Woolly mammoth meatball? Australian food company reveals extinct meat grown in a lab
The waiter sets a large plate of spaghetti in front of you. You twirl your fork around the noodles drenched in a rich garlic-infused tomato sauce. You poke one of the juicy meatballs and take a bite — into woolly mammoth meat?
That’s the culinary experience an Australian food company is envisioning and, more importantly, already starting to create.
The company, Vow, is creating a variety of lab-grown meats as a more environmentally friendly alternative to traditional meat production, the company said in a joint news release with Wunderman Thompson on Tuesday, March 28.
Vow has taken a “different approach” from other cultured meat companies that focus on lab-grown alternatives to common staples like chicken, beef and pork, The Guardian reported. The company has “investigated the potential of more than 50 species, including alpaca, buffalo, crocodile, kangaroo, peacocks and different types of fish.”
To show the “potential” of cultured meat, Vow unveiled its most recent project: the mammoth meatball, the release said.
To create the meatball, researchers used preserved DNA from the extinct mammoth and filled in missing fragments with the species’ closest living relative, the African elephant. The cell culture was “placed into a bioreactor, where the cells are allowed to grow and multiply just like they would in an animal,” according to the project’s website.
After a couple of weeks, the team had regrown enough mammoth meat to create the meatball, Ernst Wolvetang, a researcher at the University of Queensland who was involved in the project, told The Guardian.
The result doesn’t look too different from a traditional beef meatball, photos show.
But there is one major difference: “The Mammoth meatball itself is not intended for human consumption,” Vow said.
“Since we are dealing with an extinct protein, it will take some time before we can guarantee that Mammoth meat is safe and healthy,” the company said on its project website.
The mammoth meatball is a first of its kind creation, the company said. “No one has ever before brought an extinct protein like this back to life.”
For that reason, no one has tried it — yet. “We haven’t seen this protein for thousands of years,” Wolvetang told The Guardian. “So we have no idea how our immune system would react when we eat it.”
Another type of lab-grown cultured meat, chicken made by Good Meat, is available exclusively in Singapore, The Guardian reported.
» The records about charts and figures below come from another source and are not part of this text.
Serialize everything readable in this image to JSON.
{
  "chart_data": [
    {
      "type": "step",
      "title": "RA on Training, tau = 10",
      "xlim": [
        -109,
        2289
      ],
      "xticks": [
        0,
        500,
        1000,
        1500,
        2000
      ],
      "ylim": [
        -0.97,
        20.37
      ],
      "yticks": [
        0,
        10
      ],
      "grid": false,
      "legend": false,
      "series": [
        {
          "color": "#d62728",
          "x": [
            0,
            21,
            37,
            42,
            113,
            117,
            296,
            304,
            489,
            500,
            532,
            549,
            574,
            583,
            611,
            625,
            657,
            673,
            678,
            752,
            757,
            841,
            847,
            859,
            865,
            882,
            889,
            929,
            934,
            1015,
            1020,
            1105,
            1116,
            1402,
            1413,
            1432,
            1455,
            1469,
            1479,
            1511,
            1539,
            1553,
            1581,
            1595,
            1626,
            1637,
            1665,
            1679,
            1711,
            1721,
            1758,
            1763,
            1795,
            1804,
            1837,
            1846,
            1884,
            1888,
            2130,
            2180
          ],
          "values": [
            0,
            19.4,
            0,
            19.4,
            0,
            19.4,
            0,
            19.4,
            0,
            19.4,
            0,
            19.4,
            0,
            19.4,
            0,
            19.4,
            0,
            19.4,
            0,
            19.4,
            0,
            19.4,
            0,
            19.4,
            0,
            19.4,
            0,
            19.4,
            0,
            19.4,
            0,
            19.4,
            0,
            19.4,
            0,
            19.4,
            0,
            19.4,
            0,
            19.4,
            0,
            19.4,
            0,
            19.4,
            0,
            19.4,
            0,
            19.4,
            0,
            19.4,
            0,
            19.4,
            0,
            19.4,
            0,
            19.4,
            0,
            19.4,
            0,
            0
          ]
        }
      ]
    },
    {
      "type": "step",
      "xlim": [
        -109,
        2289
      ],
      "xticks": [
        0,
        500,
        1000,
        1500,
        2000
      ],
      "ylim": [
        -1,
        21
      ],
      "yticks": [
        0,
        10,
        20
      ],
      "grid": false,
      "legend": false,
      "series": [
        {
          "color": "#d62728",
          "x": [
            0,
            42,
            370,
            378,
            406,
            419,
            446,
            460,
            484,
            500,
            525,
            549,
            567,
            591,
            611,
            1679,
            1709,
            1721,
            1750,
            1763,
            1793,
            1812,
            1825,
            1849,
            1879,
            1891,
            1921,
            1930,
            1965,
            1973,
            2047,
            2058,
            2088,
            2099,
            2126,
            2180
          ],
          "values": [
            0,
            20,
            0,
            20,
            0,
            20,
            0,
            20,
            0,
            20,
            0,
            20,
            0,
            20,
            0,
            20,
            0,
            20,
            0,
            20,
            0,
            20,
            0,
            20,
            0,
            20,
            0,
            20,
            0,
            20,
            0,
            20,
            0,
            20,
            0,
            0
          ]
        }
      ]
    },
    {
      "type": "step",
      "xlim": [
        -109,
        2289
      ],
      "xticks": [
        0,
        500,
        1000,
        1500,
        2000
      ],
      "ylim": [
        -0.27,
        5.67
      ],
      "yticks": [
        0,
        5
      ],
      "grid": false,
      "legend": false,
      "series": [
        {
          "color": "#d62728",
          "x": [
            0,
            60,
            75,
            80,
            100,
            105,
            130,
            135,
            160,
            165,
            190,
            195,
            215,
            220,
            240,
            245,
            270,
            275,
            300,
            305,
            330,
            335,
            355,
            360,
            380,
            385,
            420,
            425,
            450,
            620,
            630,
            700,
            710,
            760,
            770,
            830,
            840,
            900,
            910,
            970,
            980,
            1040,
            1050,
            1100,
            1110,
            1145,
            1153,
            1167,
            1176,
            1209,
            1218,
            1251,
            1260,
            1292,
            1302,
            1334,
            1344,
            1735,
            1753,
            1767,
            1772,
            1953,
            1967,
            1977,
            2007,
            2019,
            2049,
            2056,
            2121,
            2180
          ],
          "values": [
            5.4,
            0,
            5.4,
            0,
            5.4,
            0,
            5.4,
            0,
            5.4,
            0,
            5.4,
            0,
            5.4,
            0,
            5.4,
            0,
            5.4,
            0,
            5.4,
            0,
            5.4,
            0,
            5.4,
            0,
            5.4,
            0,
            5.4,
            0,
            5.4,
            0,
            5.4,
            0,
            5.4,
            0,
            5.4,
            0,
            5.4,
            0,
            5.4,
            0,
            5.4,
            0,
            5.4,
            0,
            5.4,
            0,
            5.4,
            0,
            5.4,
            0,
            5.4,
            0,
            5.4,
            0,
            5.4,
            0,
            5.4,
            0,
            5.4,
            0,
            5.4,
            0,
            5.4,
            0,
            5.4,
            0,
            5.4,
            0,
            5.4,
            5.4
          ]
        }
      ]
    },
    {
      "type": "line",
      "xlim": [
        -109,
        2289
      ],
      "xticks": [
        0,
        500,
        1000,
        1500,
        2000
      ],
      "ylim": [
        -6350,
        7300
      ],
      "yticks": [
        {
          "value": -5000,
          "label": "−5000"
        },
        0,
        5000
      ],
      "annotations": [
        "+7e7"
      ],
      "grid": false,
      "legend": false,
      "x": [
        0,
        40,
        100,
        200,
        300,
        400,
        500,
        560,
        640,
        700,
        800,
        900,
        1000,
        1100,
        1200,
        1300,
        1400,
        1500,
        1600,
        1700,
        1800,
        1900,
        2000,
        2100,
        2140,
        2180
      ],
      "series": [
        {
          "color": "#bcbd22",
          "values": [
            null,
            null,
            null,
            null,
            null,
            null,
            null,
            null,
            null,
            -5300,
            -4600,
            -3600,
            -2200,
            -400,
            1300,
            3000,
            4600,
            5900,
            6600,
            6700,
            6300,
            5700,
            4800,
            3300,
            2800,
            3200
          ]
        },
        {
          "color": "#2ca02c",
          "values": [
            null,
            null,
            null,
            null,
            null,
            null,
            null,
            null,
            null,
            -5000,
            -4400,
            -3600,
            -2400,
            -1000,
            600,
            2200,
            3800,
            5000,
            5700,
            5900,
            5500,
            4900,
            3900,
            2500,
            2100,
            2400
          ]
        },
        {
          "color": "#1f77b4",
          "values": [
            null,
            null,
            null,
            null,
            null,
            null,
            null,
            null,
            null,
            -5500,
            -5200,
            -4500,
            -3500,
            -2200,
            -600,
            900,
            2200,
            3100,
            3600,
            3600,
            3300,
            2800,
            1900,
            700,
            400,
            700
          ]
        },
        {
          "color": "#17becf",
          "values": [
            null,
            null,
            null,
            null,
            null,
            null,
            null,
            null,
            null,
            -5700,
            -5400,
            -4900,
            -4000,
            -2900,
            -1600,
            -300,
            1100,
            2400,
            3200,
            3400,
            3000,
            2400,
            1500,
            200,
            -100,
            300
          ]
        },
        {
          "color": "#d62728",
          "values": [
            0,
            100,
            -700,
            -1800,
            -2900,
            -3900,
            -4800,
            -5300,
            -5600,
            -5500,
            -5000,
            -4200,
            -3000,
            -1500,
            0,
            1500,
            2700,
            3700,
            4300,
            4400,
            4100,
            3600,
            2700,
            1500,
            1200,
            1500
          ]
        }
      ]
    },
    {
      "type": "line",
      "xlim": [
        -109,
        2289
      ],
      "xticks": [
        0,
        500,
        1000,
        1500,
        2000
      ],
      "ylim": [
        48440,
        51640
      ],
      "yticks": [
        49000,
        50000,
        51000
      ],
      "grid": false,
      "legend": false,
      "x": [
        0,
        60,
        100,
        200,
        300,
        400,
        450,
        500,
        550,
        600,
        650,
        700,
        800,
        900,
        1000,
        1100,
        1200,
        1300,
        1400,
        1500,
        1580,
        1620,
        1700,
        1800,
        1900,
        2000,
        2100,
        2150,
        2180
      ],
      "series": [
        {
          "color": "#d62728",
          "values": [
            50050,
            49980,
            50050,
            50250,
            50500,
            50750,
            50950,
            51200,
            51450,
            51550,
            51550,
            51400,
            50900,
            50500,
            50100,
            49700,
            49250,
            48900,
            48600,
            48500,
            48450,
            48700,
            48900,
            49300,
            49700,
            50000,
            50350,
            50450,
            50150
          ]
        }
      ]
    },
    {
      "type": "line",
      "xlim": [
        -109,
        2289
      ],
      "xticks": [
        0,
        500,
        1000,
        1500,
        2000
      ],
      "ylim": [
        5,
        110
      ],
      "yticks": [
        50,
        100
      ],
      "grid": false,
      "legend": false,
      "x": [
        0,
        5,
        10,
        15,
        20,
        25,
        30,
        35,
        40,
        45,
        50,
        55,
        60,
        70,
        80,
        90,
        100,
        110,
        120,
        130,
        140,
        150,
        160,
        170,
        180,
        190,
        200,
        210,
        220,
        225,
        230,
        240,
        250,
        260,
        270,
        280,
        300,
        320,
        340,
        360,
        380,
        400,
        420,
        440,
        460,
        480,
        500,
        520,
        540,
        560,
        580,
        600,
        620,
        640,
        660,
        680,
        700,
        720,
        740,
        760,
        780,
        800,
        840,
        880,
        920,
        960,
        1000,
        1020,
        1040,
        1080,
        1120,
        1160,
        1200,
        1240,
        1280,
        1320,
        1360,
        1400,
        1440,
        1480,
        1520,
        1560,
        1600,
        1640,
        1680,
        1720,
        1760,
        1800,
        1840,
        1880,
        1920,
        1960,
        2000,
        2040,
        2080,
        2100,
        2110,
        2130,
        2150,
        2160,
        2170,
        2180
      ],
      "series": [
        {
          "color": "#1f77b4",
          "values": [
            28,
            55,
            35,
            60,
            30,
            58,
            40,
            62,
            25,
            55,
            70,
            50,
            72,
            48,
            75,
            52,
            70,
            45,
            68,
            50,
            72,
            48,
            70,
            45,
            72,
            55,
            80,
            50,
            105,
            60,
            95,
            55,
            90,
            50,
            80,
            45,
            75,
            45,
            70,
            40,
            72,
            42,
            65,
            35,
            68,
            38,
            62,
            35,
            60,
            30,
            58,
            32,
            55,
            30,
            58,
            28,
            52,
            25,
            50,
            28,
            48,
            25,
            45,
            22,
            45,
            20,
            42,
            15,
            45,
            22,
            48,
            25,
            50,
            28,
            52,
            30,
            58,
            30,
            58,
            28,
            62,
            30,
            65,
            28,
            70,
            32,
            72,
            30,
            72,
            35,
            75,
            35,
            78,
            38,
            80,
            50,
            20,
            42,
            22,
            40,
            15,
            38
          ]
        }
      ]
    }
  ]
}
Starting this year, Vow plans to sell its first product, Japanese quail, to diners in Singapore.
For now, Vow’s mammoth meatball is serving a different purpose, the company’s founder, Tim Noakesmith, said in the release.
“We are aiming to pioneer a new school of thought: that food as we know it doesn’t need to be the way we know it,” he said. “We are on a mission to break the status quo of food.”